悪役街道まっしぐら。メインヒーローがどうしてこうなった。
アナスタシアの心が揺れたのかハイエアートの速度が遅くなった。
「一気にいくぞ、かまってられん」
「うん!」
「おい、話を聞け――、アナスタシア! 魔力を。いや、――を!」
私はいつもより気合いをいれて魔力を注ぐ。絶対に負けないんだから!!
メイラ争奪戦レースだよね?
わかってる!
あの人が好きなの?
わかってる!
だからこそ、私は私の気持ちを守るため、私の応援したい人を応援するために、頑張るんだ!!
ぎゅっと、握りしめる。その手に、熱い力の流れを感じた。
「おい、なんか熱いぞ!」
「何だろう、熱い――」
私の肩に乗っている精霊達が大きな光を放ち手を繋いで飛び立った。
…………大きな鳥!?
ハイエアートを包み込むほどの大きな鳥になった二人の精霊はゆっくりとその身をハイエアートに近付ける。

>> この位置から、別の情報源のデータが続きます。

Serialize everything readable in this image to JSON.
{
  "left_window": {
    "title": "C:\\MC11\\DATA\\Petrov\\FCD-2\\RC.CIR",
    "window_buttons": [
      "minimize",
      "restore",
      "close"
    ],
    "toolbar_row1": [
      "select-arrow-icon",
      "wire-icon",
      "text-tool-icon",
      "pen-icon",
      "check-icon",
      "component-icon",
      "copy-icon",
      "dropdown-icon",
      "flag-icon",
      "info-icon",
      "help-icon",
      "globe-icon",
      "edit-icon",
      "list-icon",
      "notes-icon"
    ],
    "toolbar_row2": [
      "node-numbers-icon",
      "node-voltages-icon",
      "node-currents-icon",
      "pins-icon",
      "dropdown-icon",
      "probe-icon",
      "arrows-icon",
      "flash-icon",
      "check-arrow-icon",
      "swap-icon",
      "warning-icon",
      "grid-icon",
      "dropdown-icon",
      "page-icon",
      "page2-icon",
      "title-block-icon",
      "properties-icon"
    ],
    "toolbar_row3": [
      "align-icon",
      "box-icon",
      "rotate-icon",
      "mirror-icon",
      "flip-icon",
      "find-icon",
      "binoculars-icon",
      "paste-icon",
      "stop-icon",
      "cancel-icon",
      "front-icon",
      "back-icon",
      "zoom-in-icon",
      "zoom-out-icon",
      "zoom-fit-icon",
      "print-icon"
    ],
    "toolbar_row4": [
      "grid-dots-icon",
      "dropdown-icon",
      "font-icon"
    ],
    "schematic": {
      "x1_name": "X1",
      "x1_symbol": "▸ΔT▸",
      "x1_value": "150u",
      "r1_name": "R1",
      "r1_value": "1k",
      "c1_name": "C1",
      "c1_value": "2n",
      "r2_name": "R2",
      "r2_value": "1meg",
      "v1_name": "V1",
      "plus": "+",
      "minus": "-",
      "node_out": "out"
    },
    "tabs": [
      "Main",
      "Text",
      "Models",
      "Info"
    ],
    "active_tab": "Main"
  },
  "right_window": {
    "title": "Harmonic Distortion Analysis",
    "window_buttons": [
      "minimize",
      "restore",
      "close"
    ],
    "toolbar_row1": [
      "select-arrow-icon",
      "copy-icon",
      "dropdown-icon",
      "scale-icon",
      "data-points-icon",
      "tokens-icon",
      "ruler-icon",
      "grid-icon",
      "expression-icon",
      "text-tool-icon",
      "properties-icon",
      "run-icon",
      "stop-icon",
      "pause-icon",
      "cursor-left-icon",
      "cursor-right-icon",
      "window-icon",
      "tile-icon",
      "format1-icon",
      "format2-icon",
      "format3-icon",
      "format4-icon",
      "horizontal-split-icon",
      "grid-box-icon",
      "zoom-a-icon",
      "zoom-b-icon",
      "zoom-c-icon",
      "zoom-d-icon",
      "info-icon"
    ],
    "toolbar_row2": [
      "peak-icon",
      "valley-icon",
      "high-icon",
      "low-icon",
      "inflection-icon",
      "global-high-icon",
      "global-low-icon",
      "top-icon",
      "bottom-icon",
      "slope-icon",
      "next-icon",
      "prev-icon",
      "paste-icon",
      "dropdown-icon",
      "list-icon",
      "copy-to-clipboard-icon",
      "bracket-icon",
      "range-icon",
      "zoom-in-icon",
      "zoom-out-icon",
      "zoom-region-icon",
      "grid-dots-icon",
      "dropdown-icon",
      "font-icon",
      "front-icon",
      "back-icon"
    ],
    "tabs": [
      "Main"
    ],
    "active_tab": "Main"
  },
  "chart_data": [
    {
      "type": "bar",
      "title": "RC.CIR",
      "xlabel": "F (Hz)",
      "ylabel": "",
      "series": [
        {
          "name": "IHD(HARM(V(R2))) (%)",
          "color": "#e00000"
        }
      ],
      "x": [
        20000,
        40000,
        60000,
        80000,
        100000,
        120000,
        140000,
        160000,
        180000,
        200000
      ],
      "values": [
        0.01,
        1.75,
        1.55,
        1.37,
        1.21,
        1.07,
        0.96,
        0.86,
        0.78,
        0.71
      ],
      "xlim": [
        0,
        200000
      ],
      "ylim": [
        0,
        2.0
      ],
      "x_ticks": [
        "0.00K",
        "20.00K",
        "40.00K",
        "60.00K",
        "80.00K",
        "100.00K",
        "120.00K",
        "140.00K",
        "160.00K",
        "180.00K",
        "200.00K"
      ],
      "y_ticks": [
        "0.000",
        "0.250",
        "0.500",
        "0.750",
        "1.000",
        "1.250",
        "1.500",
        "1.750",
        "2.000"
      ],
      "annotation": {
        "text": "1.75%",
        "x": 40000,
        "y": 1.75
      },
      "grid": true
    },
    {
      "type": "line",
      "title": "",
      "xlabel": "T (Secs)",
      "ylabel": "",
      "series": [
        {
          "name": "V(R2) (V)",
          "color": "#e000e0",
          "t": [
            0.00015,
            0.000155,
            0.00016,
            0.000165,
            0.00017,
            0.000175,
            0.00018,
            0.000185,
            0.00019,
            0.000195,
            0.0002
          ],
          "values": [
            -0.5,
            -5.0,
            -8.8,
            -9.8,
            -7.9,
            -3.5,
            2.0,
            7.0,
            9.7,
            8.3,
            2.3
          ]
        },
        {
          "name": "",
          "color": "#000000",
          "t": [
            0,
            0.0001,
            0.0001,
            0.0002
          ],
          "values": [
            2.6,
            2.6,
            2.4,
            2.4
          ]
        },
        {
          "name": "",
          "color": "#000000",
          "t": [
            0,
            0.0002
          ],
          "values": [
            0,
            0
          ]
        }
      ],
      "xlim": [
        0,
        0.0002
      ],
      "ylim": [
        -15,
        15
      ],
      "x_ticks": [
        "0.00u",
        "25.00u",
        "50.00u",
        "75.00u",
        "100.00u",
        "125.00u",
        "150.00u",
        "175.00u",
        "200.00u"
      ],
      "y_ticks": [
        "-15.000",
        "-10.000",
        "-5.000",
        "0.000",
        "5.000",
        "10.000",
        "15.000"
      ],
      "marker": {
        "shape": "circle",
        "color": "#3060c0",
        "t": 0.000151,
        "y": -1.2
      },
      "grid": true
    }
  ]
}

すっと、ハイエアートに重なった瞬間、ものすごい加速がかかった。
「うぉ、何だこりゃ」
「うわ、ヤバいってヤバいってー」
叫びながら飛んでいたら、アルベルトが追い付いてきた。うそ、何で?!
「待て、なぜ神聖力を発動させたこのハイエアートと同じ速度がでるのだ!」
よく見ると、紺色の機体が淡い白の光に包まれている。アナスタシアが神聖力を発動させたようだ。
「まさか、エリーナもついに神聖力に!!」
違います、違います! これは精霊達が!
「なるほど、ならばアナスタシア、お前との約束は守れそうだな!」
「はい、わかりました――」
あー、これって私一人花嫁コースですか!? ごめんなさい、お断りですぅぅ!
「後ろのやつら、悲しいな」
前の二機とそれ以外の距離はどんどん離れていく。
「いや、今はそんなこと気にしてる場合じゃないですよね!?」
「そうだった」
いつものように笑う余裕のアルテ。私はそれを恨めしげに鋭い目で睨んだ。